Изменить размер шрифта - +
Сама себе не веря, она ощутила, как его руки медленно, неохотно отрываются от нее. Потом пальцы впились в ее талию, напряглись, разжались, опять сжались, и вместо того, чтобы перетащить ее на гнедого, он поудобнее усадил ее в дамское седло и с ощутимым усилием оторвал от ее губ свои. Она смотрела в его глаза, темные и неприветливые, как грозовое небо… небо, в котором сверкали первые молнии. Оба дышали тяжело и часто. Оба еще не освободились от той силы, которая ими владела.

— Уезжайте, — тихо, нехотя, словно против воли, выдавил он. — Скачите домой, но не во весь опор.

Она непонимающе уставилась на него. Жар все еще разливался по ее телу, сердце все еще жаждало…

Брови Джайлза угрожающе сошлись.

— Убирайтесь! Немедленно! — прошипел он так властно, что она сжалась, как от пощечины, и, застонав, вцепилась в поводья и рывком развернула пегого. Он полетел по склону.

Она не посмела оглянуться, пока не оказалась под защитой деревьев.

Он оставался на прежнем месте, опустив голову, глядя на пальцы, вцепившиеся в луку седла.

 

Он едва не переступил последнюю грань. Не взял ее.

Стоя у окна гостиничного номера и наблюдая, как солнце медленно опускается за лес, Джайлз беспристрастно оценивал случившееся и его последствия.

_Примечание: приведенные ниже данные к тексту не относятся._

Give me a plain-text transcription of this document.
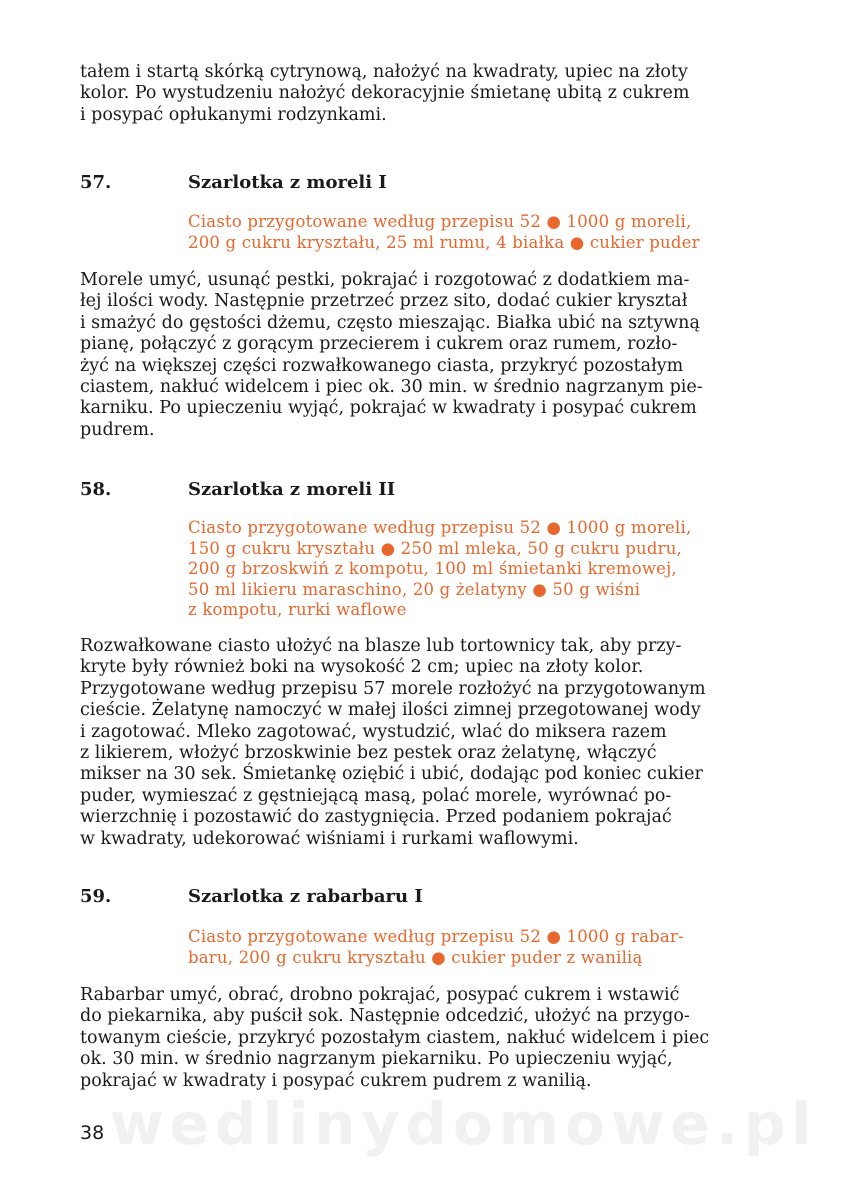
wedlinydomowe.pl
tałem i startą skórką cytrynową, nałożyć na kwadraty, upiec na złoty
kolor. Po wystudzeniu nałożyć dekoracyjnie śmietanę ubitą z cukrem
i posypać opłukanymi rodzynkami.
57.	Szarlotka z moreli I
Ciasto przygotowane według przepisu 52 ● 1000 g moreli,
200 g cukru kryształu, 25 ml rumu, 4 białka ● cukier puder
Morele umyć, usunąć pestki, pokrajać i rozgotować z dodatkiem ma-
łej ilości wody. Następnie przetrzeć przez sito, dodać cukier kryształ
i smażyć do gęstości dżemu, często mieszając. Białka ubić na sztywną
pianę, połączyć z gorącym przecierem i cukrem oraz rumem, rozło-
żyć na większej części rozwałkowanego ciasta, przykryć pozostałym
ciastem, nakłuć widelcem i piec ok. 30 min. w średnio nagrzanym pie-
karniku. Po upieczeniu wyjąć, pokrajać w kwadraty i posypać cukrem
pudrem.
58.	Szarlotka z moreli II
Ciasto przygotowane według przepisu 52 ● 1000 g moreli,
150 g cukru kryształu ● 250 ml mleka, 50 g cukru pudru,
200 g brzoskwiń z kompotu, 100 ml śmietanki kremowej,
50 ml likieru maraschino, 20 g żelatyny ● 50 g wiśni
z kompotu, rurki waflowe
Rozwałkowane ciasto ułożyć na blasze lub tortownicy tak, aby przy-
kryte były również boki na wysokość 2 cm; upiec na złoty kolor.
Przygotowane według przepisu 57 morele rozłożyć na przygotowanym
cieście. Żelatynę namoczyć w małej ilości zimnej przegotowanej wody
i zagotować. Mleko zagotować, wystudzić, wlać do miksera razem
z likierem, włożyć brzoskwinie bez pestek oraz żelatynę, włączyć
mikser na 30 sek. Śmietankę oziębić i ubić, dodając pod koniec cukier
puder, wymieszać z gęstniejącą masą, polać morele, wyrównać po-
wierzchnię i pozostawić do zastygnięcia. Przed podaniem pokrajać
w kwadraty, udekorować wiśniami i rurkami waflowymi.
59.	Szarlotka z rabarbaru I
Ciasto przygotowane według przepisu 52 ● 1000 g rabar-
baru, 200 g cukru kryształu ● cukier puder z wanilią
Rabarbar umyć, obrać, drobno pokrajać, posypać cukrem i wstawić
do piekarnika, aby puścił sok. Następnie odcedzić, ułożyć na przygo-
towanym cieście, przykryć pozostałym ciastem, nakłuć widelcem i piec
ok. 30 min. w średnio nagrzanym piekarniku. Po upieczeniu wyjąć,
pokrajać w kwadraty i posypać cukrem pudrem z wanilią.
38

Она снова добилась своего: без всяких усилий проникла сквозь его щит и воззвала ко всему, что Джайлз за ним прятал. Его чувства к ней были так могучи и неуправляемы, что толкали на немыслимые поступки. Она обладала способностью сводить его с ума…

Если бы он стащил цыганку на землю, никакая сила на земле не воспрепятствовала бы ему взять ее, страстно, бурно, жестоко, невзирая на боль, которую бы он наверняка ей причинил. Несмотря на то что она — это подсказывал ему многолетний опыт, — все еще девственна. Но это обстоятельство, вместо того чтобы погасить его пыл, только его усиливало. Она будет принадлежать ему. Ему одному.

Но этого не случится. Она никогда не будет принадлежать ему, потому что он не позволит ни одной женщине взять над ним такую власть. Если он сделает ее своей, значит, рискует стать рабом этой женщины. Но такое существование просто не в его натуре.

Он коротко рассмеялся и отошел от окна.

Она сумела сорвать броню цивилизованности, всю, до самого тонкого налета, и обнажить завоевателя, каким он был на самом деле. Обнажить его истинное лицо, скрытое под маской элегантного светского щеголя. Он был прямым потомком норманнских баронов, которые не задумывались схватить жадными лапами все, на что падали их взгляды и брали любую женщину, имевшую несчастье привлечь их внимание.

Вчера она пробудила в нем желание защитить, уберечь, сегодня же он преследовал ее по лесу, как безжалостный, тупой варвар-дикарь. В нормальном состоянии он тревожился за ее безопасность, но, стоило снова увидеть ее на пегом мерине, какая-то глубоко скрытая часть его души, имевшая куда больше общего с безжалостным, тупым варваром-дикарем, чем с элегантным светским щеголем, любимцем общества, вышла наружу и взяла верх над его обычной сдержанностью.

В голове билась только одна мысль: она посмела ослушаться его, нагло презреть его тревогу и беспокойство. Его обуяла одна лишь примитивная потребность: доказать, что она принадлежит ему, завладеть целиком, так чтобы она не могла отрицать этого, отрицать его права приказывать ей. Не могла противиться ему. И пусть это из-за него она бросилась удирать, как вспугнутая птичка: все существо Джайлза сосредоточилось на том, чтобы поймать ее, покорить, сделать своей.

Даже сейчас, вспоминая владевшие им чувства, первобытную силу, бушующую в нем и завершившую превращение из джентльмена в варвара, он задыхался от переполнявших его эмоций. И это его пугало.

Он посмотрел в окно. Уже почти стемнело.

Подойдя к кровати, он поднял хлыст и перчатки, брошенные туда утром, и направился к двери.